– Хитро! – подхватил протодиакон. – Вся недвижимость… того… к одному наследнику отходить будет. Воистину, про Петра Алексеевича речено в Святом писании: «Довлеет дневи злоба его».
Воронов встал, с шумом отодвинув от себя стул.
– Нет, видать, недостаточно на каждый день забот у него, коли что ни час, то новые каверзы учиняет. Ежели бы довлела дневи злоба его, не искал бы он себе новых забот. А что хитёр царь, в том спору нет. Для чего он закон сей надумал? Ныне каждый высокородный боярин, самый лютый ворог Петров, уразумеет, что содеяно сие для сохранения и укрепления хозяйства и благосостояния господ высоких кровей. Как после такого закона знатные люди ликом не обратятся к нему? К прикладу, взять хоть князя Семена Щербатова. Уж на что верный царевичу был человек! А какую выкинул штуку? Не вышел ведь к протодиакону. Не пожелал слушать.
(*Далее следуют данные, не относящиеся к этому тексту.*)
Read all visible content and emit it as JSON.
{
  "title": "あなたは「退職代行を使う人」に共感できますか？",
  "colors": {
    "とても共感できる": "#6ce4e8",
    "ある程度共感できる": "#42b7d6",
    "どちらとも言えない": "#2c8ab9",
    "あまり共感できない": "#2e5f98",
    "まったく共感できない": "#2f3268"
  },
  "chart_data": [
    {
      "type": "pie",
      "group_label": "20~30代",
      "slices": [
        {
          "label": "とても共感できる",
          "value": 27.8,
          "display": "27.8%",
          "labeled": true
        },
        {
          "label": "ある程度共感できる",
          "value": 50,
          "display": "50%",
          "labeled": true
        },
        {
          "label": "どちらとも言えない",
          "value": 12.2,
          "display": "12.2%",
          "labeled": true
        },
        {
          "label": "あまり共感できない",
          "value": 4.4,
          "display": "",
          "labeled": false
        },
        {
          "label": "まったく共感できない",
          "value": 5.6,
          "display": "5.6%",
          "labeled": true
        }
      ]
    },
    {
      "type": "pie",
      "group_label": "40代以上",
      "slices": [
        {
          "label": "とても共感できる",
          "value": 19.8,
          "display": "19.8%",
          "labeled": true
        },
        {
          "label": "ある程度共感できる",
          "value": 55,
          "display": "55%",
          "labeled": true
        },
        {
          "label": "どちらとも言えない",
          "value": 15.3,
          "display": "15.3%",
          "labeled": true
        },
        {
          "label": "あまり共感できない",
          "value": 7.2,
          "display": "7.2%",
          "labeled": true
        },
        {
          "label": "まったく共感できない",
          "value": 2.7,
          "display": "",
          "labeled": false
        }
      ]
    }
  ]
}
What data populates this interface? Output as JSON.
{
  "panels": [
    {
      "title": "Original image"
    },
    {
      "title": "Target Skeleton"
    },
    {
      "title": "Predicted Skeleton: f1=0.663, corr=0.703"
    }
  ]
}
Вон как.
Евстигней горько качал головой в лад словам Воронова, и когда тот кончил, истово перекрестился.
– Один выход у нас: добиваться веры у станичников. С ними до поры до времени быть заодно.
– Обманешь их, иродов! – возразил Лопухин. – Так они нашей дружбе и поверили.
Евстигней продолжал настаивать:
– Попытка не пытка, а спрос не беда. Пускай царевич скажет. Мы по его глаголу и сотворим.
Алексей сидел всё в том же положении, упёршись подбородком в кулак. Со стороны казалось, будто он внимательно следит за спором и ждёт лишь удобной минуты, чтобы в свою очередь заговорить.
– Как ты мыслишь, царевич преславный? – поклонился Евстигней.
Вздрагивал огонёк догоравшей лампады. Одна щека Алексея как бы растворялась в сумраке, другая на хилом свету болезненно дёргалась, становилась почти прозрачной.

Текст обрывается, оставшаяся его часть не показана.